For each error type, we shall also indicate what corruption rule could be used to generate the error from the correct form. In what follows, we use a notation where a corruption rule is a context-sensitive rule consisting of a left-hand side expressing a pattern to be matched, the symbol ">", a right-hand side expressing a sequence to be substituted for the pattern matching the left-hand side, and optional constraints enclosed in curly braces[4].

The following symbols are used in the rules:

C stands for one consonant

V stands for one vowel

& stands for one letter (either vowel or consonant)

- stands for one or more letters

. stands for beginning or end of a word

The constraints in curly braces can express either equality ("=") or inequality ("!=") between letters.

For example, the rule that deletes the final e in a word ending with re will be:

rule: -re. > r

A rule where additional constraints are specified is the following:

-re& > r& {&!=r}

The rule states that the sequence re must be replaced by r if it is followed by a letter which is different from r.

A question to be asked is whether any of the corruption rules described in the following sections overlap with one or more of the six operations already available to generate errors in ASCC. With the exception of letter doubling and singling, these operations are based either on a random process, or are constrained by the position of the letters on the keyboard. Most of the rules listed below, instead, are motivated by the interaction between phonetics and orthography, and predict the addition or deletion of one or more letters in certain well-specified combinations of letters. Therefore, from a general point of view, the two sets of rules are fundamentally different. Thus, although in practice some of the manipulations foreseen by our language-specific rules may also be achieved by random deletion or addition, to make sure that all the errors we are interested in testing are indeed generated, it seems reasonable to implement the rules below as separate operations.

Another general observation regards rule interaction. All the error types implemented in ASCC are single error types. In reality, however, several misspelling errors can occur simultaneously in the same word (e.g. *"selfølelig" for "selvfølgelig", En: of course). To account for this, ASCC should be able to apply more than one rule to the same input word.
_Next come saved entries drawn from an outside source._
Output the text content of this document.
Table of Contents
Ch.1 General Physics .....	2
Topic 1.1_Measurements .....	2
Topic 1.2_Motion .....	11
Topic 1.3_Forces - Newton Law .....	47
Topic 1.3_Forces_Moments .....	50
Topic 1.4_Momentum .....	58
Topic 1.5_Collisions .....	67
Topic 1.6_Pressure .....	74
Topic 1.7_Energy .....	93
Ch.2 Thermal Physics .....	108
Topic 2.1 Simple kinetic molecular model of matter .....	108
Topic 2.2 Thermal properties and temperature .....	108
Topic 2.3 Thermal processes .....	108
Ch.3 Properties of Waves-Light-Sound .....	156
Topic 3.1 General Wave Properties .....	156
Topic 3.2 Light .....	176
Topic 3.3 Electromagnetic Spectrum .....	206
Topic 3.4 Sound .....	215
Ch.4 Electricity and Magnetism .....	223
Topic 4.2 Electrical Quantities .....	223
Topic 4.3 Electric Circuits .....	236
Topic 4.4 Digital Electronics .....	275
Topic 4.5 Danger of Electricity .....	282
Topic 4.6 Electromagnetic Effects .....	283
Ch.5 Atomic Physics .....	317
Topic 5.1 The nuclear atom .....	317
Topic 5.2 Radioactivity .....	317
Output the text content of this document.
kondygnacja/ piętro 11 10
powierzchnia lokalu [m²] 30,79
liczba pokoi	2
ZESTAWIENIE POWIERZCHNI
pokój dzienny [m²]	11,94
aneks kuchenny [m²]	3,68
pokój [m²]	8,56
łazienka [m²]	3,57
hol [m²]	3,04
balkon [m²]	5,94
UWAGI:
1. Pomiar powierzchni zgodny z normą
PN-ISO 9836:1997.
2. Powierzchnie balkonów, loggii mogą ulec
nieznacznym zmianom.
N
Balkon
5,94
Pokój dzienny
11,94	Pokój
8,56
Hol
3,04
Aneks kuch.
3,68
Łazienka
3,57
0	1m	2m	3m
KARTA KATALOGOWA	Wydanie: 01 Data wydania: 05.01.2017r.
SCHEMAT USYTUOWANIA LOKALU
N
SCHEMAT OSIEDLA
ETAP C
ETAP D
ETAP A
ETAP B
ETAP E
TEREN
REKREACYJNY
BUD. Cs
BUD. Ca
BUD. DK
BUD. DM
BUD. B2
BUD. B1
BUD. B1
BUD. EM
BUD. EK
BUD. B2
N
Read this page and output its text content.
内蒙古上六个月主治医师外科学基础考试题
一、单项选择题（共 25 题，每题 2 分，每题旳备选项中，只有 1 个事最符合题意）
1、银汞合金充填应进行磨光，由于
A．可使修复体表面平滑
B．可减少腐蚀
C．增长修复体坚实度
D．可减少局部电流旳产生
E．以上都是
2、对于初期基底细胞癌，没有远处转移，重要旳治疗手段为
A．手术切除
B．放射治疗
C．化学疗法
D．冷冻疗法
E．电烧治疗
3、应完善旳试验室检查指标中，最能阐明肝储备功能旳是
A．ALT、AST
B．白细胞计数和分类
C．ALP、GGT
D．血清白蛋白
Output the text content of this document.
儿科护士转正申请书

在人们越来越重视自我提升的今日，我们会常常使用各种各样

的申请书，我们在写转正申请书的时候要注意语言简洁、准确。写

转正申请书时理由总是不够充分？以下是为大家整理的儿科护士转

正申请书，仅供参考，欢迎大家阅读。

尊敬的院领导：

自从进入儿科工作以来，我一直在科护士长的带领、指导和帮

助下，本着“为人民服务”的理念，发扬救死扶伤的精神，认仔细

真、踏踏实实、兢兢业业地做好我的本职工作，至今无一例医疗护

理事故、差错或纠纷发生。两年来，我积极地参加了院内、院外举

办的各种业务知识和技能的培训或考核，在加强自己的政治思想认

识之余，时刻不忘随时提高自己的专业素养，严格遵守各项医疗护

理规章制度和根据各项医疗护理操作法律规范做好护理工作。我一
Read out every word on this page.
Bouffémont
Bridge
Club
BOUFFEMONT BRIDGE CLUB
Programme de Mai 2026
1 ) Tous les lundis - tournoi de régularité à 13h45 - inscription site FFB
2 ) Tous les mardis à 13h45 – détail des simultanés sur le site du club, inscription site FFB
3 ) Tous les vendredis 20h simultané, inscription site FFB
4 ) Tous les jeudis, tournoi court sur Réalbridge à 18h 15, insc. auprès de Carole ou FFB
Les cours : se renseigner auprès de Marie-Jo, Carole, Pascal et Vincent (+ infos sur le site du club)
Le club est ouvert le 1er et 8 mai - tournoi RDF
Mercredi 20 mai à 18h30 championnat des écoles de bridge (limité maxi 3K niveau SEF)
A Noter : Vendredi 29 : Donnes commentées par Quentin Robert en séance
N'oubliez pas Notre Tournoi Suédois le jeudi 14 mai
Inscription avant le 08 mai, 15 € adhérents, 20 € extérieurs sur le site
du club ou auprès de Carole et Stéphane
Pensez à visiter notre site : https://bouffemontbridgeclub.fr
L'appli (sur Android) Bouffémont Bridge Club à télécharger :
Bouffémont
Finally, we must note that some of rules given below overlap with each other, and have therefore been collapsed in the implementation.

2.1. R-related errors

In Danish, the letter r is a very frequent source of spelling errors. Therefore, we shall deal with it separately, and use Löb (1983) as our model. Löb's observations are based on the systematic analysis of the results obtained by 910 secondary school Danish pupils in their graduation spelling test in 1979. In addition to being very comprehensive, this work is formalised in a way that makes it easily adaptable to our purposes. Furthermore, Løb claims that the 910 pupils chosen for the enquiry are representative for the year group. He provides frequencies of occurrence of the various error types, which are of interest to TEMAA for instance to weight the replacement adequacy results of a spelling checker. Only a few figures will be mentioned here. First of all, r-related errors seem to constitute the largest error group, varying from 30% to 44% of the total number of errors depending on the region. Secondly, one particular error type (replacing rer with re) constitutes 39% of the r-related mistakes made in the enquiry. The second largest group of mistakes (due to a replacement of erer by er) is responsible for 8% of the errors.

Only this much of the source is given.